エクストリームプログラミングでは価値、原則、プラクティスについて書かれています。プラクティスとは手段のことです。
プラクティス
プラクティスは様々紹介されますが、全てを導入しないといけないわけではなく、そのときのチームに最適なプラクティスを選定して導入します。なので、プラクティスを一つ導入するだけでもエクストリームプログラミングと言えるでしょう。
価値
価値とは何を大切にするかです。エクストリームプログラミングでは、コミュニケーション、シンプリシティ、フィードバック、勇気、リスペクトの5つをあげています。
これらは互いに作用し合います。どうすればシンプリシティを保てるか考え議論し、それらをフィードバックして振り返ります。こうしてチームにプラクティスを蓄積していくのです。
変更には億劫になりがちです。ですが、価値を満たしているのであれば勇気を出して実践すべきです。

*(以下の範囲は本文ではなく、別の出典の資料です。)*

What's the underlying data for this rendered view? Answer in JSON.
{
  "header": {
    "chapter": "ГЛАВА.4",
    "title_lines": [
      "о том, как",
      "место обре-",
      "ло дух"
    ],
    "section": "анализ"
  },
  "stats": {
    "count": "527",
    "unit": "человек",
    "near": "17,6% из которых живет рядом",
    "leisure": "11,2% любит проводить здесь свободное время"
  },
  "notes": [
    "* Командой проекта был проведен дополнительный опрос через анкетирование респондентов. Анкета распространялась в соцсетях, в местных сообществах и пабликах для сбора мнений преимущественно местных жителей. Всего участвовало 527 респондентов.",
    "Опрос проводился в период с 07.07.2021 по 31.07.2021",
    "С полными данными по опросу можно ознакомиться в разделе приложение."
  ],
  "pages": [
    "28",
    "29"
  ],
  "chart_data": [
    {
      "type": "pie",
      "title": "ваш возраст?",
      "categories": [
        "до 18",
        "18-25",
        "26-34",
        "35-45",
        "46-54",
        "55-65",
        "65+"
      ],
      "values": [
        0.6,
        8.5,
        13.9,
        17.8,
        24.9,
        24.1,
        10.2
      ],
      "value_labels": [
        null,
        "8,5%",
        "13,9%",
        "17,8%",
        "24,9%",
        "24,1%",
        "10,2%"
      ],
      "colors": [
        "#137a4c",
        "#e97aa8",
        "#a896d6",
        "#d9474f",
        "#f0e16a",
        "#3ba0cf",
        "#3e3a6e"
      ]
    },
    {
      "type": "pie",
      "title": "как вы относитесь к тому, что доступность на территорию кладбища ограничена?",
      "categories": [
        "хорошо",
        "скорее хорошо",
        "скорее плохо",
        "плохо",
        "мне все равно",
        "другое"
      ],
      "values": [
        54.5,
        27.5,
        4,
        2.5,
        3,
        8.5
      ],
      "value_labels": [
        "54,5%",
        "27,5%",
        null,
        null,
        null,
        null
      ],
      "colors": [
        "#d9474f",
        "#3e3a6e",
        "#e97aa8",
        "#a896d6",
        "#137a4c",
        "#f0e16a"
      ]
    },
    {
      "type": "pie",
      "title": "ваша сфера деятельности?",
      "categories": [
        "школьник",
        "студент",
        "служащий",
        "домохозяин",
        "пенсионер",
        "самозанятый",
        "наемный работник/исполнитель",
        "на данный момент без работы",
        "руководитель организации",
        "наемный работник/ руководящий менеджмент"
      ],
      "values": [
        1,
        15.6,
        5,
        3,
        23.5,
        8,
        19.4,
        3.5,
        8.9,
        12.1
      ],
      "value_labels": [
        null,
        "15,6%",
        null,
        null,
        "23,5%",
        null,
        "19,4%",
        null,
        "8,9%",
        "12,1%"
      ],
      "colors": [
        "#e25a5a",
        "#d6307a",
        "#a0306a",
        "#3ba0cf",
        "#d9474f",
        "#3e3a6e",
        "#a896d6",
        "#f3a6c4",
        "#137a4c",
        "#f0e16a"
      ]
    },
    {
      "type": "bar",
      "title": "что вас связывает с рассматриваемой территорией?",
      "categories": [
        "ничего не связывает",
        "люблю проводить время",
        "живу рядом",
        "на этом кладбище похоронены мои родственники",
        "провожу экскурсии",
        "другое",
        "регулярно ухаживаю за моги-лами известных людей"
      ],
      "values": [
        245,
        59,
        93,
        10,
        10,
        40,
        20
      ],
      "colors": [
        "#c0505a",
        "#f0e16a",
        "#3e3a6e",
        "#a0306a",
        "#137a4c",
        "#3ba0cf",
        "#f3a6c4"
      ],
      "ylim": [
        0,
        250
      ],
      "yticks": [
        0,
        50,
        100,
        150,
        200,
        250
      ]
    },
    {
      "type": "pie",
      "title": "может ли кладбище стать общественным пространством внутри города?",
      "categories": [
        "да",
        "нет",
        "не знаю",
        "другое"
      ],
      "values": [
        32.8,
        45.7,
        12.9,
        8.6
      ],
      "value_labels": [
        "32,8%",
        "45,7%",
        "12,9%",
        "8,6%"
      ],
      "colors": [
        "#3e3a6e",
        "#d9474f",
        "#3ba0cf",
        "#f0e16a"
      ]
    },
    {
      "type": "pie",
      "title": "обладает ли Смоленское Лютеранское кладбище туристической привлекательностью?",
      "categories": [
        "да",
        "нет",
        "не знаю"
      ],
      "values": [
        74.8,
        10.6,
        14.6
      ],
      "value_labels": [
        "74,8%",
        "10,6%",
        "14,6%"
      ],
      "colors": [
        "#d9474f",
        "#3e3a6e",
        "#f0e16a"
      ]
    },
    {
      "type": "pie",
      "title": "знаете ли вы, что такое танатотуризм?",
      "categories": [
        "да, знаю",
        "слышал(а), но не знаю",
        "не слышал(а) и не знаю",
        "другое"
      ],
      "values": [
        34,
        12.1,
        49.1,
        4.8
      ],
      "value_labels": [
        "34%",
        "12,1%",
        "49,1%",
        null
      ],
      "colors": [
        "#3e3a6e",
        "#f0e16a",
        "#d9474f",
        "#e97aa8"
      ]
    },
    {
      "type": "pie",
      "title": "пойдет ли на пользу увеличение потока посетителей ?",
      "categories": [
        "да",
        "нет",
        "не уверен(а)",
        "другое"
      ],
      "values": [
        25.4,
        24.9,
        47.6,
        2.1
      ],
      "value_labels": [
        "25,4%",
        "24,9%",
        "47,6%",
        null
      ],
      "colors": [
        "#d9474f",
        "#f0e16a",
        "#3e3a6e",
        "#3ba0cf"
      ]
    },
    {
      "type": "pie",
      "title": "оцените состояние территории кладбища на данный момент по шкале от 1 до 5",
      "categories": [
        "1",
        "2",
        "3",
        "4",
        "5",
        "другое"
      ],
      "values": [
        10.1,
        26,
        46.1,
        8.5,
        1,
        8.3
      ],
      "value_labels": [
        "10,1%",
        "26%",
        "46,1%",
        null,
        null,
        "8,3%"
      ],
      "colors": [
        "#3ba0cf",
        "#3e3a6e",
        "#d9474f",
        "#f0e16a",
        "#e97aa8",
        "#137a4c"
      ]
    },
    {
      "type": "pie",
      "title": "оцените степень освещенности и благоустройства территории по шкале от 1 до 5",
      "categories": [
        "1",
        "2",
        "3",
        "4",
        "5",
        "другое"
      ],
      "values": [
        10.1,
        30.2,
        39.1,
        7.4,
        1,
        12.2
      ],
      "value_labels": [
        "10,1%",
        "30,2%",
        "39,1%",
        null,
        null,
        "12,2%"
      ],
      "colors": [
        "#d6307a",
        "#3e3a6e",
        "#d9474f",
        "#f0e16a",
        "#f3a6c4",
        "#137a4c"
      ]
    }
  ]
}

以上4つを支える価値がリスペクトです。互いにリスペクトがあれば勇気のある指摘もできるでしょう。
原則
原則はプラクティスと価値を結ぶものです。抽象的な考え方(価値)からはどの手段を取ればよいか明確にならないことも多いです。どのプラクティスを使用するかの指針となるのが原則です。
相互作用
自社と他社、会社と個人、チームと個人、開発と保守など様々な関係がありますが、WIN-WINになるようにしたほうがよいという原則です。これを使えば導入したいプラクティスが誰の邪魔にもならずに導入できます。
多様性
チームメンバーが様々な視点から問題にアプローチできます。衝突することもあるかもしれませんが、互いにリスペクトしていれば勇気をもって衝突できます。
振り返り
成功失敗の原因を振り返り知見とします。フィードバックはこの原則に従っています。
流れ
開発における流れを生み出すことです。テストを書く、実装、デプロイをなるべく短い期間でサイクル的に行います。そうすることでフィードバックの機会が増え、軌道修正を行いやすくなります。
機会
問題に直面することは機会です。今まで使ってこなかった原則、プラクティスを実践する機会であるととらえるとチーム、個人の成長につながります。
冗長性
一つの問題に対して複数の解決策を実行しましょう。解決策が間違っていても他のもので問題をとらえることができるかもしれません。どの解決策が的確か判断できるようになってから解決策を減らしていきましょう。
失敗
考えついたことを頭の中で解決するより試して失敗してみましょう。失敗は経験となり、失敗して選択肢をつぶしていくことが確実な道となることが多いです。
品質
品質を上げることとプロジェクトを早く進行させることは同じ意味です。品質が高いソフトウェアは変更に強く進行を妨げることはありません。最高な方法を思いつかない場合は思いついた中で最高の実装をしましょう。そこから少しずつ品質の高いものに移していけばよいのです(ベイビーステップ)。
主要プラクティス
全員同席
全員が同じスペースで開発を行います。もちろん、個人的なスペースも用意しますが、できるだけ多くの時間を共有します。人間は、同じ場所で同じことをしていると、自然とコミュニケーションが取りやすくなるものです。このプラクティスによって、コミュニケーションの価値を得ることができます。
ワークスペース
プロジェクトの進捗状況が15秒で把握できるようなものを用意しましょう。たとえば、ホワイトボードに「課題」「作業中」「終了」の枠を設け、付箋を貼っていく方法があります。こうすることで、全員の意識を自然に共有することができます。意識しなくても目に入る工夫が望ましいです。
ペアプログラミング
2人でプログラミングを行う手法です。常にコミュニケーションを取りながら作業することで、新しい解決策が生まれることがあります。一人では詰まってしまうような問題も、素早く解決できるかもしれません。このプラクティスは、1日中行うものではなく、数十分程度で効果が得られるものであり、長時間の実施には向いていません。
ストーリー
顧客に見える単位で計画を立てましょう。ストーリーで重要なことは、すぐに工数を見積もることです。そうすることで、顧客と開発チームが話し合うことができます。ストーリーの重要性と工数を把握したうえで、双方が納得して優先順位を決めることが可能になります。
週次サイクル
1週間分の計画を立てて行動しましょう。前週の振り返りから始め、今週実装するストーリーを選定し、自動テストを書き、それが1週間以内に動くようにします。これは、「流れ」と「振り返り」の原則を活用していることがわかります。
四半期サイクル
週次サイクルを四半期単位でバージョンアップしたものです。両方を組み合わせて目的地を設定し、週次サイクルで軌道修正を行いながら、四半期の目標を達成するようにしましょう。
ゆとり
「流れ」は繰り返し実行することで生まれるものです。たとえば、週次サイクルで実装するストーリーを毎回無理に終わらせている場合、それは良い流れとは言えません。少しのゆとりを持つことで、自然な流れを作ることが大切です。
10分ビルド
プロジェクトのビルドを、テストの実行を含めて10分以内に完了させるようにしましょう。継続的にデプロイできなければ、柔軟な軌道修正は難しくなります。デプロイに毎回時間がかかるようでは、継続的インテグレーションは実現できません。
継続的インテグレーション
数時間以内に統合とテストを行うようにします。常に動くプログラムを作ることが重要です。
テストファーストプログラミング
コードを書く前に、まず失敗するテストを記述し、それが成功するように実装を進める手法です。このプラクティスは、さまざまな問題を解決できます。開発をテストと実装に分けることで、実装に没頭しすぎることを防げます。また、テストの記述が難しい部分は、設計の見直しが必要かもしれません。
インクリメンタルな設計
設計には毎日手を加えるようにしましょう。プロジェクトの初期段階ですべてを決めるのではなく、進行に応じて最適な実装を目指します。進めていくうちに当初の設計と合わなくなることもあります。そのとき、設計が古いままだと障害になります。実装がその時点で最適であるならば、設計もその時点で最良の状態に更新する必要があります。
まとめ
冒頭でも述べた通り、これらすべてのプラクティスを必ず使用しなければならないわけではありません。また、ここで紹介したプラクティスがすべてというわけでもありません。重要なのは、プラクティスそのものにとらわれることではなく、自分自身や自分たちのチームがプロジェクトにおいてどのような価値を大切にしたいのかを明確にし、その価値を実現するための手段としてプラクティスを選択・工夫・創出していくことです。
私自身、これらの考え方を学んでみて、プロジェクトに対する見方や向き合い方が少しクリアになったと感じています。ただやり方をなぞるのではなく、「なぜその手法を使うのか」「何のためにそれをやるのか」といった視点を持てるようになったことが、大きな収穫でした。
そのようにして導入された考え方や手法が、自分たちにとって意味のあるものであれば、それはすでにエクストリームプログラミングの実践といえるでしょう。
まずは、取り入れやすいものから導入してみましょう。チーム単位でなくても構いません。たとえば、個人で週次サイクルを始めてみることも立派な一歩です。自分やチームの状況に合わせて、小さな改善を積み重ねていくことが、より良い開発と成果につながっていきます。